In this blog, we explore a Java solution to the classic problem of validating a string of parentheses for balanced brackets. The solution employs a stack data structure to ensure that each opening bracket has a corresponding closing bracket in the correct order.

The Approach

The core idea behind this solution is to use a stack to keep track of the brackets. When an opening bracket is encountered, its corresponding closing bracket is pushed onto the stack. When a closing bracket is found, it is matched against the element at the top of the stack. If they match, the process continues; otherwise, the string is immediately deemed invalid.

Key Components of the Solution:

A Map for Bracket Matching: A HashMap is used to map each opening bracket to its corresponding closing bracket. This allows for easy lookup and ensures that the code remains clean and understandable.

Stack for Tracking: A Stack is used to keep track of expected closing brackets. This choice of data structure is crucial because it naturally supports the LIFO (Last In, First Out) property needed for valid bracket matching.

Algorithm Steps:

1. Iterate over each character in the string.
2. If the character is an opening bracket, push its corresponding closing bracket onto the stack.
3. If it’s a closing bracket, check if the stack is empty or if the top of the stack does not match the current character. If either condition is true, the string is invalid.
4. After processing all characters, if the stack is empty, the string is valid; otherwise, it’s invalid.

Example:

Given the string “{[()]}”, the solution correctly identifies it as valid, while it flags “{[(])}” as invalid.

Time and Space Complexity

Time Complexity: O(n), where n is the length of the input string. Each character in the string is processed exactly once, making the algorithm linear in the size of the input.

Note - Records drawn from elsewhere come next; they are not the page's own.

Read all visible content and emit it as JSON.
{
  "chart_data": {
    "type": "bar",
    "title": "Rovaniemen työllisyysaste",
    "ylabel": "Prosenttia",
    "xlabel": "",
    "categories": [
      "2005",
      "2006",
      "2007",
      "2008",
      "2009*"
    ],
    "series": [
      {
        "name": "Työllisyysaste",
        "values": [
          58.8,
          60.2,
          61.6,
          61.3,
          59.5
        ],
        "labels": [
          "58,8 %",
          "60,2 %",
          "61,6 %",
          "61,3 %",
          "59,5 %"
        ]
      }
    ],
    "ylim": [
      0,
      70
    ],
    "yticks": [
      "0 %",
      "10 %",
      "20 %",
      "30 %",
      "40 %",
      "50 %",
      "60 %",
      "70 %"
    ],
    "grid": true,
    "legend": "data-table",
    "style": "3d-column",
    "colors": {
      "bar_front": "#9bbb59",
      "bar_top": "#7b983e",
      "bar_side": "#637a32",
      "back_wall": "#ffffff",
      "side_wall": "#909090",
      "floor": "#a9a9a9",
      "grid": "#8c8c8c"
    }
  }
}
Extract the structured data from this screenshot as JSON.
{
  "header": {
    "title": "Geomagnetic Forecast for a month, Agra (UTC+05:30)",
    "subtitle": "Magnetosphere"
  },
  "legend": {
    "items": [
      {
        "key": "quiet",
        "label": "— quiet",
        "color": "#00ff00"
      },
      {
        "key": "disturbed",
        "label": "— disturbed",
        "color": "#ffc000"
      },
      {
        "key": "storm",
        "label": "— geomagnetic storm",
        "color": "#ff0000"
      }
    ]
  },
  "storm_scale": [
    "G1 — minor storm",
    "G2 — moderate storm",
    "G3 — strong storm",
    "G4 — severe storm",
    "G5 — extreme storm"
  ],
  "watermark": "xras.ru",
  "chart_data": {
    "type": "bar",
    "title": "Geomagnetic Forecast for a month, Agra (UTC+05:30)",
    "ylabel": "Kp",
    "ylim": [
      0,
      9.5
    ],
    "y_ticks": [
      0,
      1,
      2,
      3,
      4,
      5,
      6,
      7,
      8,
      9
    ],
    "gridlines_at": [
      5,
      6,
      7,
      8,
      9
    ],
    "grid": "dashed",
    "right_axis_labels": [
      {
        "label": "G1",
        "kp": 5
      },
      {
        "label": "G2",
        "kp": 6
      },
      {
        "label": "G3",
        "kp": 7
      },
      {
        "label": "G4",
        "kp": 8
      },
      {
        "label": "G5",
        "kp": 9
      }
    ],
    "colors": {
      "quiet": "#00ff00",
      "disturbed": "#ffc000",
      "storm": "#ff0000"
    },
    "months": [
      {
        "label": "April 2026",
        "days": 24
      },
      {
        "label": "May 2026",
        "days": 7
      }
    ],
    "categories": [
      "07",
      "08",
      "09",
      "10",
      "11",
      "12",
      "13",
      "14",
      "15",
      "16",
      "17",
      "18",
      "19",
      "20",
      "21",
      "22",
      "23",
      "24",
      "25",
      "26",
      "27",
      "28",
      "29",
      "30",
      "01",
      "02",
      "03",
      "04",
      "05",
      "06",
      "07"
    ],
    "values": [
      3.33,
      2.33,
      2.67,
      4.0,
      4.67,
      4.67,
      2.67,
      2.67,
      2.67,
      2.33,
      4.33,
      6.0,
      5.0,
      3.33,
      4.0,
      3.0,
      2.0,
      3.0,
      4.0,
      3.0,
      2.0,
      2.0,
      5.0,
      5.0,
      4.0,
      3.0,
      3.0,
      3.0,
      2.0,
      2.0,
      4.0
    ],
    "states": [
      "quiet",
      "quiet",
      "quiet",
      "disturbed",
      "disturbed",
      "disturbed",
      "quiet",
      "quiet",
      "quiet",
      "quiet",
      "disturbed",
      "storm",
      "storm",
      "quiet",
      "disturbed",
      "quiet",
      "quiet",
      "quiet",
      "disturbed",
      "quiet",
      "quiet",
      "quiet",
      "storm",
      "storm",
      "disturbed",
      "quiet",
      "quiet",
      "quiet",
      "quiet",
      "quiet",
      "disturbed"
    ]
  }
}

Space Complexity: O(n) in the worst case, when all characters are opening brackets, and thus all of them get pushed onto the stack. However, in the average case, the space complexity could be less than O(n), depending on the number of opening brackets.

JavaScript version

class Solution {
    public boolean isValid(String s) {

        Map<Character, Character> map = new HashMap<>();
        map.put('(', ')');
        map.put('[', ']');
        map.put('{', '}');

        Stack<Character> stack = new Stack<>();

        char[] sArr = s.toCharArray();

        for (char bracketChar : sArr) {
            if (map.containsKey(bracketChar)) {
                stack.push(map.get(bracketChar));
                continue;
            }

            if (stack.isEmpty() || stack.pop() != bracketChar)
                return false;
        }

        return stack.isEmpty();
    }
}

Java version

class Solution {
    public boolean isValid(String s) {

        Map<Character, Character> map = new HashMap<>();
        map.put('(', ')');
        map.put('[', ']');
        map.put('{', '}');

        Stack<Character> stack = new Stack<>();

        char[] sArr = s.toCharArray();

        for (char bracketChar : sArr) {
            if (map.containsKey(bracketChar)) {
                stack.push(map.get(bracketChar));
                continue;
            }

            if (stack.isEmpty() || stack.pop() != bracketChar)
                return false;
        }

        return stack.isEmpty();
    }
}